4.21 grams is a LOT of BP. I suggest ground testing and start with 2g, increasing 1/2 gram each test.
 
The calculator recommends 10-15 psi and at the launch club they always say “blow it out or blow it up” so that’s the way I’ve been taught. 😂. Also, any time you have sheer pins you should aim higher than friction, fit. Am I correct?
 
If you're flying with single-break motor deployment, you can leave out the shear pins in the nose that you'd normally use for dual-deploy.

If you can pick up the nose and the rocket slowly slides off, your fit is fine for the flight. (And you don't need an overkill powder charge)

Rocket science works!
 
I learned the hard way about not using shear pins. Ruined 2 rockets in a weekend by the nose cone drag separating with interference/friction fitting. It works for some people, just wasn't working for me. I pin everything now. You are pressurizing a large volume.
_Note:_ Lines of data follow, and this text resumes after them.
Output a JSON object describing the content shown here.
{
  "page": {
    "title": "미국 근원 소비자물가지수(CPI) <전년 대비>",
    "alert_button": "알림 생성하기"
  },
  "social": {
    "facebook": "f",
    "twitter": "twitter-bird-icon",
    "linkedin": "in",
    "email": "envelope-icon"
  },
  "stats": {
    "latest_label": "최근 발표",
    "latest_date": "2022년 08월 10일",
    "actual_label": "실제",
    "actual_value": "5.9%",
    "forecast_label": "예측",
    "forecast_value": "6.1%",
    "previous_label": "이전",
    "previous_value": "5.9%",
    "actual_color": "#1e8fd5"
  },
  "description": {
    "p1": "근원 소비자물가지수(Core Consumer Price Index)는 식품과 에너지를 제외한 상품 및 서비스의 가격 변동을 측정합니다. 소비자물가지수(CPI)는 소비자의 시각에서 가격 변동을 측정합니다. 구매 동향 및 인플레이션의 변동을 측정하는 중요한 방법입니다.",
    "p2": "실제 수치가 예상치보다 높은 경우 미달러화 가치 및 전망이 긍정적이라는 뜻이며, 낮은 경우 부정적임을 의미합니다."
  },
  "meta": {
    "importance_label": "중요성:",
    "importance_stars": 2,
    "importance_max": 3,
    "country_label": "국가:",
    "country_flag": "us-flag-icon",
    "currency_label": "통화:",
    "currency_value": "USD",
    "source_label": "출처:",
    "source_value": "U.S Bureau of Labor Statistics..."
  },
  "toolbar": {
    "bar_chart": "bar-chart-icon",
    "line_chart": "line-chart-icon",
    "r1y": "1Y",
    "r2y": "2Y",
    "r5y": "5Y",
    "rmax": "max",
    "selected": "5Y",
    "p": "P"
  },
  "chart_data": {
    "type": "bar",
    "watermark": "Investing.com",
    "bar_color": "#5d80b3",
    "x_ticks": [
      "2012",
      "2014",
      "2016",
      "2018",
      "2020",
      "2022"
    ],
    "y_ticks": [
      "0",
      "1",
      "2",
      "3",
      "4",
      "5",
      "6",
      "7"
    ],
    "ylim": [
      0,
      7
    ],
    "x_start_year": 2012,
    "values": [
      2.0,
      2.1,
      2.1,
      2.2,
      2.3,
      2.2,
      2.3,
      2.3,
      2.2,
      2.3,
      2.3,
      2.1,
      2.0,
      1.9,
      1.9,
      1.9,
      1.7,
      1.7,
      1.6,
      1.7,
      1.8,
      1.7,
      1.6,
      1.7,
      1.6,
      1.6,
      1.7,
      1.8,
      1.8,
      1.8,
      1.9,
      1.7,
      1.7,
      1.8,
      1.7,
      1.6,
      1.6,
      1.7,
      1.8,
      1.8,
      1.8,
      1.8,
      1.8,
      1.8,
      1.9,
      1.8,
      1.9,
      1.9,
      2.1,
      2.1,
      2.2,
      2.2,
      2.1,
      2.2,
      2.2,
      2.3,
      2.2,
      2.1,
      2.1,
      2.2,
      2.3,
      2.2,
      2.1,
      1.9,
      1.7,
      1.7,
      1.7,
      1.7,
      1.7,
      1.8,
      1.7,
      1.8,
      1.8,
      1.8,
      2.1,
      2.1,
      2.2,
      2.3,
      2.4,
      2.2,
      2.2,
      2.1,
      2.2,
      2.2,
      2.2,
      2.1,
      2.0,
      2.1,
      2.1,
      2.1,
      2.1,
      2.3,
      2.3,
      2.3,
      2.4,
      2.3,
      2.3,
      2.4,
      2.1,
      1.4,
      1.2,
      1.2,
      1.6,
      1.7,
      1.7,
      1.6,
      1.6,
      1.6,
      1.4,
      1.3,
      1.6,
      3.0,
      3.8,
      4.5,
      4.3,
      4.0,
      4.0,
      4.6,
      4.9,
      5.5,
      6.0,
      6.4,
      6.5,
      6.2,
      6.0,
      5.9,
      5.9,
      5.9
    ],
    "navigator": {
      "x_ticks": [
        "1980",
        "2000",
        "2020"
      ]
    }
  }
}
Would you he able to skip the payload tube?
 
So far I’ve never had trouble with friction fit but I’ve never flown over about 3,500’ and never over Mach. I do like to pin them if possible but it’s worked great for me not to so far on lower altitudes/slower speeds
 
I pretty much just use friction fit for motor deploy rockets only. The only time I would consider pins is if I had a really high acceleration motor. Regardless of the method you use, ground testing is always recommended.
 
I am using the av bay as an open coupler and so have one long section of 48.5” from the top centering ring to nose cone.

Keep in mind that by doing this you will coat the inside of the coupler with ejection charge residue. Not great if you want to add electronics in it later on. I'd consider installing the bulkheads on the av-bay and just flying it with the bay empty, and having the rocket split in the middle to deploy the main (i.e. have the main chute in the lower section where the drogue would be on a dual deploy flight). This would also reduce the volume that needs to be pressurized substantially.
 
Keep in mind that by doing this you will coat the inside of the coupler with ejection charge residue. Not great if you want to add electronics in it later on. I'd consider installing the bulkheads on the av-bay and just flying it with the bay empty, and having the rocket split in the middle to deploy the main (i.e. have the main chute in the lower section where the drogue would be on a dual deploy flight). This would also reduce the volume that needs to be pressurized substantially.
Totally agree with rocketgeek101. I built my Torrent for my L1 cert flight and kept it single deploy with an empty av-bay with a Jolly Logic. Flying with the av-bay in place keeps the forward section clean from the ejection charges.

Torrent Level 1 Cert (2020-07-11).JPG
 
When I fly a DD rocket with motor eject instead, I still use the E-Bay bulkheads, so I'm only pressurizing the lower bay like you would for drogue deployment. Then you just rivet the upper airframe to the E-bay and the nosecone. Just make sure you don't put the parachute in the middle of that lower harness, otherwise its real easy for the two halves of the airframe to crash into each other during descent.

As for pins vs friction fit, just make sure you put static ports in all of your air frame sections. If you don't, the pressure differential on the way up will aid the drag separation. I have never pinned a single deploy rocket and never had a drag separation.